Hablaban de cosas incomprensibles para él. Pero una cosa estaba clara; alguien trataba mal a Johnnie. ¿Sería su madre? Sí, la oyó una vez, y sabía que tenía el privilegio de tratar mal a Johnnie, del mismo modo que Johnnie podía reñirle a él, sin que eso importase. Pero había alguien más, varias personas, y ninguna de ellas gozaba de tal privilegio.
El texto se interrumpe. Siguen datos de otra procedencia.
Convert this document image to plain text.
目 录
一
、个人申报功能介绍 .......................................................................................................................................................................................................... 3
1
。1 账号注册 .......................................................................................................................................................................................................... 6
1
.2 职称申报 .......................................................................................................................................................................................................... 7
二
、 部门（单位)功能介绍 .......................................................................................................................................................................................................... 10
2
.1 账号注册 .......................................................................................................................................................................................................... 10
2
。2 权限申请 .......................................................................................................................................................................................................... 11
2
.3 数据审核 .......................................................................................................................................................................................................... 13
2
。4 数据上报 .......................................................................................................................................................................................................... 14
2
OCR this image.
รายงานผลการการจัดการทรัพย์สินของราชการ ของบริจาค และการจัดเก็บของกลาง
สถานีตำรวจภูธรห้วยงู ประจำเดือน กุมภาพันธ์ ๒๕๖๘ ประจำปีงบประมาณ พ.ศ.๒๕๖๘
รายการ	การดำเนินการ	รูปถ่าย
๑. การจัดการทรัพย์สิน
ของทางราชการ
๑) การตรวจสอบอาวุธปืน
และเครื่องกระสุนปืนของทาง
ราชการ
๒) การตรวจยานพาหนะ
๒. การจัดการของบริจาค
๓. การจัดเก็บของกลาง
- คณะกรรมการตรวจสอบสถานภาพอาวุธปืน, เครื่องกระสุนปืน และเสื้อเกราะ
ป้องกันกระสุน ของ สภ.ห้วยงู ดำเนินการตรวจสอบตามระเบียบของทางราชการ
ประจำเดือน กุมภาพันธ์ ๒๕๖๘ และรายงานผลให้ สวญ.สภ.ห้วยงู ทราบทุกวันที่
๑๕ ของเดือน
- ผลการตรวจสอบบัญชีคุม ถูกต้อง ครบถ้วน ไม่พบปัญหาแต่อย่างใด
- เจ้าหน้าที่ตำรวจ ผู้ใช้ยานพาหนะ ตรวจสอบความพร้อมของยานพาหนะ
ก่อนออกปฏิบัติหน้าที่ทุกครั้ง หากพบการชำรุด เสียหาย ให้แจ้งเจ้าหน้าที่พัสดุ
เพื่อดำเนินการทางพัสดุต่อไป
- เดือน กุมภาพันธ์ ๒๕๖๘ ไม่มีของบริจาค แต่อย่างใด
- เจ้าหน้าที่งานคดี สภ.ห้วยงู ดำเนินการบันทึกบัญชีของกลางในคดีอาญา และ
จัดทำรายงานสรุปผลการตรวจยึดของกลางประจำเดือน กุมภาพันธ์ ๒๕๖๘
Lummox decidió que había llegado el momento de actuar, y se puso en pie.
John Thomas nunca pasó en su discurso de «El pobrecillo…». Se oyeron gritos y chillidos en el exterior; todos los que se hallaban en la sala se volvieron para ver qué sucedía. Los gritos se fueron acercando rápidamente, y Greenberg se disponía a enviar al ujier a ver qué pasaba, cuando de pronto resultó innecesario. La puerta de la sala se bombeó primero y después saltó de sus goznes, apareciendo por la abertura la parte delantera de Lummox, que derribó parte de la pared arrastrando, a modo de collar, el marco de la puerta. Abriendo la boca, dijo con su vocecita:
—¡Johnnie!
—¡Lummox! —gritó su amo—. ¡No te muevas de ahí! ¡No avances ni un centímetro!
Todos los rostros lucían en su expresión la mezcla de diversos sentimientos. El más interesante era el del delegado espacial, Greenberg.